O primeiro passo para corrigir qualquer
rota é definir corretamente atos e palavras. Quem quer homenagear Erasmo Dias
acha certo invadir uma universidade com tropas, prender professores e
funcionários. Concorda com a tortura de presos políticos e prefere a ditadura à
democracia. O governador de São Paulo precisará dizer ao Supremo Tribunal Federal
se é isso mesmo que quis dizer com a homenagem.
2 comentários:
■Se algo é intolerável, então NÃO SE TOLERA.
▪Óbivio, não é? Mas parece que não tão óbivio assim!
Há muita coisa intolerável aqui no Brasil e no mundo ; e TUDO que é intolerável tem que ser combatido!

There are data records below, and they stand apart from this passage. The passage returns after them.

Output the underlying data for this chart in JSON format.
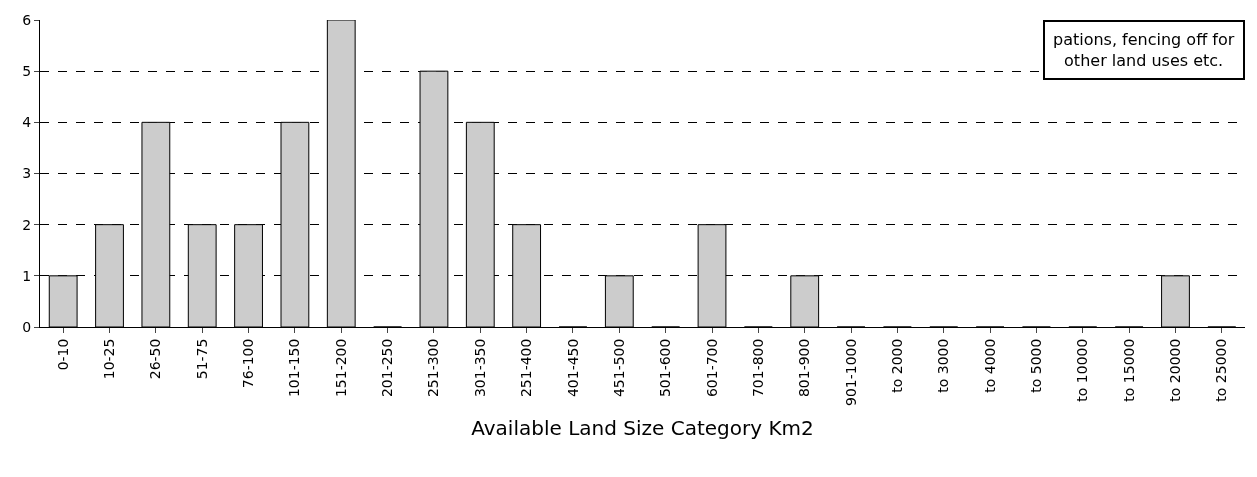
{
  "chart_data": {
    "type": "bar",
    "xlabel": "Available Land Size Category Km2",
    "categories": [
      "0-10",
      "10-25",
      "26-50",
      "51-75",
      "76-100",
      "101-150",
      "151-200",
      "201-250",
      "251-300",
      "301-350",
      "251-400",
      "401-450",
      "451-500",
      "501-600",
      "601-700",
      "701-800",
      "801-900",
      "901-1000",
      "to 2000",
      "to 3000",
      "to 4000",
      "to 5000",
      "to 10000",
      "to 15000",
      "to 20000",
      "to 25000"
    ],
    "values": [
      1,
      2,
      4,
      2,
      2,
      4,
      6,
      0,
      5,
      4,
      2,
      0,
      1,
      0,
      2,
      0,
      1,
      0,
      0,
      0,
      0,
      0,
      0,
      0,
      1,
      0
    ],
    "color": "#cccccc",
    "ylim": [
      0,
      6
    ],
    "yticks": [
      0,
      1,
      2,
      3,
      4,
      5,
      6
    ],
    "grid": "y",
    "annotations": [
      "pations, fencing off for\nother land uses etc."
    ]
  }
}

A Miriam Leitão, neste artigo, fez o recorte de duas, dentre muitas coisas intoleráveis:: a CORRUPÇÃO e o GOLPISMO dentro das nossas forças militares.
CORRUPÇÃO
Com que força e com que moral nós vamos combater a intolerável corrupção dos militares se o presidente da república também for um corrupto*?
GOLPISMO
Com que força e com que moral nós vamos combater o intolerável golpismo de militares aqui no Brasil se o próprio Presidente da República for um apoiador de alinhados seus que em outros países tomaram o poder usando estatégias golpistas? E se as Forças Políticas que o presidente da república lidera forem elas também apoiadoras de ditadores que usam estratégias de golpe, com que moral nós vamos combater aqui o golpismo de militares?
O artigo de Miriam Leitão é importante, mas nós não podemos ser rasos se quisermos combater no Brasil o que é intolerável, mas por outro lado aceitarmos dar força e moral para quem é fã das mesmas intolerâncias, sem denunciá-las permanentemente. Ainda mais quando quem pratica e apoia intolerãncias estiver no poder.
Lembro de Mourão dizendo a mesma coisa no ''Canal Livre''.